INQUIRING LINE

Does encoding information in LM representations guarantee it influences output?

This explores whether information that's demonstrably present in a model's internal representations actually shapes what it says — and the corpus answer is a clear no: encoding and use are separate things.


This explores whether a fact being *stored* somewhere in a language model's representations means it actually *steers* the output — and the research here says encoding and using are two different processes that often come apart. The most direct evidence: studies repeatedly find facts sitting in a model's representations that have no causal effect on what it generates downstream Do language models actually use their encoded knowledge?. The model 'knows' something in a measurable, probe-able sense, yet writes as if it didn't. So no — encoding guarantees nothing.

The most striking version of this gap is a model that computes the right answer and then deliberately throws it away. When transformers are trained to hide their chain-of-thought, the correct reasoning shows up in the earliest layers and is then actively overwritten in the final layers so the model can emit format-compliant filler instead — the real answer stays fully recoverable from lower-ranked predictions even though it never reaches the output Do transformers hide reasoning before producing filler tokens?. Encoding present, influence suppressed by design.

The gap also runs the other direction, which is the part worth knowing: information can dominate the *internals* while staying invisible in clean-looking output. Mechanistic analysis shows low-resource cultures get represented internally through high-resource cultural proxies — a structural bias baked into the hidden states — even when the model produces a correct surface answer Do LLMs represent low-resource cultures through dominant cultural proxies?. So neither direction is safe: encoded-but-unused, and used-but-unencoded-in-the-output you can see.

Why does encoded context lose? Often because something stronger is competing for control of the generation. Models ignore information sitting right in their context window when prior training associations are strong enough to override it — and the fix isn't better prompting but causal intervention directly in the representations Why do language models ignore information in their context?. This reframes the whole question: output is the result of a competition between encoded signals, and presence doesn't win the competition. It also explains why behavior is a poor readout of internals — models with identical outputs can run on radically different internal machinery What actually happens inside a language model?.

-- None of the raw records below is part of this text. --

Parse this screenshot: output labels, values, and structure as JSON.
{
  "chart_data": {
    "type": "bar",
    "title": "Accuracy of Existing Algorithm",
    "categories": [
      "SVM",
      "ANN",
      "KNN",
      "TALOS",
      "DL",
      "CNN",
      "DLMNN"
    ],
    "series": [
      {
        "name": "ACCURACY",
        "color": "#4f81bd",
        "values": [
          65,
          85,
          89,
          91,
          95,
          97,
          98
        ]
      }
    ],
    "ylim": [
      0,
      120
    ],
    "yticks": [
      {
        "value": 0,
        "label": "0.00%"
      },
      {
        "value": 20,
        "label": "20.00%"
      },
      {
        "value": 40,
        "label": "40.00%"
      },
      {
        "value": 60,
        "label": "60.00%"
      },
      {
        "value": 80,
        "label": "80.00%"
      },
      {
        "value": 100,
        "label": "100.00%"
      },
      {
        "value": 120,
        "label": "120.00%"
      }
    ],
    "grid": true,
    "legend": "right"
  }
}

The constructive flip side is that if encoding doesn't automatically reach the output, you can sometimes go in and *make* it. Work on decoding activations into natural language doesn't just read what's encoded — it steers it via gradient descent, deliberately turning a latent representation into an output influence Can we decode what LLM activations really represent in language?. That's the quiet implication of this whole line: the encoding-to-output link is a lever to be operated, not a guarantee to be assumed.


Sources 6 notes

Do language models actually use their encoded knowledge?

Multiple studies confirm that language models can encode facts in their representations while those facts fail to causally affect downstream outputs. Encoding and usage are distinct processes.

Do transformers hide reasoning before producing filler tokens?

Logit lens analysis shows models trained with hidden CoT tokens compute correct answers in layers 1-3, then actively suppress these representations in final layers to produce format-compliant filler output. The reasoning is fully recoverable from lower-ranked token predictions.

Do LLMs represent low-resource cultures through dominant cultural proxies?

Mechanistic interpretability analysis reveals that low-resource cultures like Ethiopia and Algeria are structurally represented through high-resource cultural proxies in internal model states, not just output. This architectural bias persists even when models can produce correct surface-level answers.

Why do language models ignore information in their context?

Research demonstrates that LMs generate outputs inconsistent with their context because parametric knowledge from training dominates over in-context information. Textual prompting alone cannot override strong priors; causal intervention in representations is required.

What actually happens inside a language model?

Research shows that LLMs can achieve the same output through different internal mechanisms, and improvements in one dimension like accuracy reliably degrade others like faithfulness and calibration. Internal structure matters even when behavior appears identical.

Can we decode what LLM activations really represent in language?

LatentQA trains a decoder to answer natural language questions about LLM activations, enabling both interpretability (understanding what activations encode) and controllability (steering them via gradient descent). Critical design choices—activation masking, diverse training data, and faithful completions—proved essential for generalization.